A pattern α is a string of variables and terminal letters. We say that
α matches a word w, consisting only of terminal letters, if w can be
obtained by replacing the variables of α by terminal words. The matching
problem, i.e., deciding whether a given pattern matches a given word, was
heavily investigated: it is NP-complete in general, but can be solved
efficiently for classes of patterns with restricted structure.

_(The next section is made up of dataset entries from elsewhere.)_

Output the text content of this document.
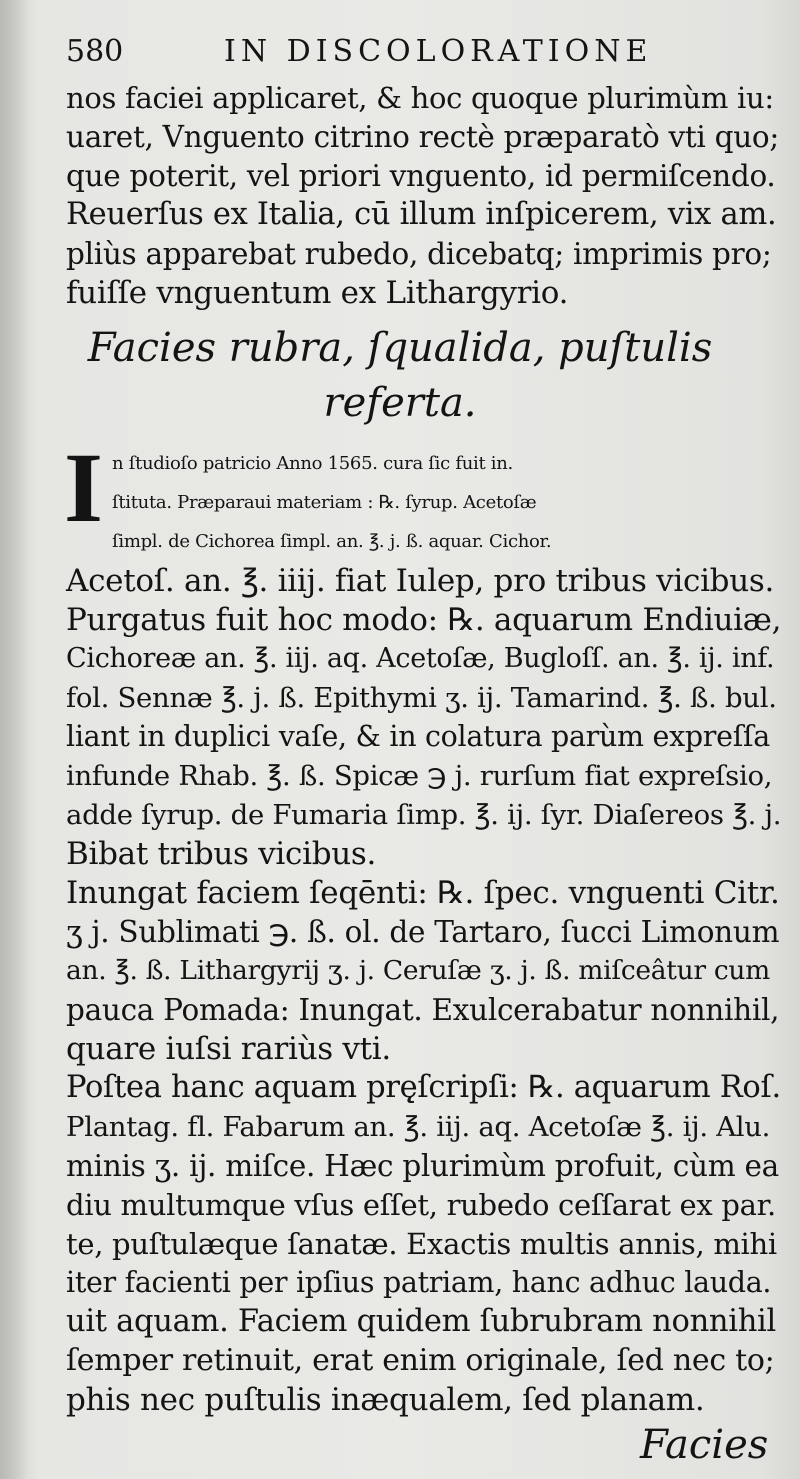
580	IN DISCOLORATIONE

nos faciei applicaret, & hoc quoque plurimùm iu:

uaret, Vnguento citrino rectè præparatò vti quo;

que poterit, vel priori vnguento, id permiſcendo.

Reuerſus ex Italia, cū illum inſpicerem, vix am.

pliùs apparebat rubedo, dicebatq; imprimis pro;

fuiſſe vnguentum ex Lithargyrio.

Facies rubra, ſqualida, puſtulis
referta.
I n ſtudioſo patricio Anno 1565. cura ſic fuit in.

ſtituta. Præparaui materiam : ℞. ſyrup. Acetoſæ

ſimpl. de Cichorea ſimpl. an. ℥. j. ß. aquar. Cichor.

Acetoſ. an. ℥. iiij. fiat Iulep, pro tribus vicibus.

Purgatus fuit hoc modo: ℞. aquarum Endiuiæ,

Cichoreæ an. ℥. iij. aq. Acetoſæ, Bugloſſ. an. ℥. ij. inf.

fol. Sennæ ℥. j. ß. Epithymi ʒ. ij. Tamarind. ℥. ß. bul.

liant in duplici vaſe, & in colatura parùm expreſſa

infunde Rhab. ℥. ß. Spicæ ℈ j. rurſum fiat expreſsio,

adde ſyrup. de Fumaria ſimp. ℥. ij. ſyr. Diaſereos ℥. j.

Bibat tribus vicibus.

Inungat faciem ſeqēnti: ℞. ſpec. vnguenti Citr.

ʒ j. Sublimati ℈. ß. ol. de Tartaro, ſucci Limonum

an. ℥. ß. Lithargyrij ʒ. j. Ceruſæ ʒ. j. ß. miſceâtur cum

pauca Pomada: Inungat. Exulcerabatur nonnihil,

quare iuſsi rariùs vti.

Poſtea hanc aquam prę̨ſcripſi: ℞. aquarum Roſ.

Plantag. fl. Fabarum an. ℥. iij. aq. Acetoſæ ℥. ij. Alu.

minis ʒ. ij. miſce. Hæc plurimùm profuit, cùm ea

diu multumque vſus eſſet, rubedo ceſſarat ex par.

te, puſtulæque ſanatæ. Exactis multis annis, mihi

iter facienti per ipſius patriam, hanc adhuc lauda.

uit aquam. Faciem quidem ſubrubram nonnihil

ſemper retinuit, erat enim originale, ſed nec to;

phis nec puſtulis inæqualem, ſed planam.

Facies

If we are
interested in what is the minimum Hamming distance between w and any word u
obtained by replacing the variables of α by terminal words (so matching
under Hamming distance), one can devise efficient algorithms and matching
conditional lower bounds for the class of regular patterns (in which no
variable occurs twice), as well as for classes of patterns where we allow
unbounded repetitions of variables, but restrict the structure of the pattern,
i.e., the way the occurrences of different variables can be interleaved.
Moreover, under Hamming distance, if a variable occurs more than once and its
occurrences can be interleaved arbitrarily with those of other variables, even
if each of these occurs just once, the matching problem is intractable. In this
paper, we consider the problem of matching patterns with variables under edit
distance. We still obtain efficient algorithms and matching conditional lower
bounds for the class of regular patterns, but show that the problem becomes, in
this case, intractable already for unary patterns, consisting of repeated
occurrences of a single variable interleaved with terminals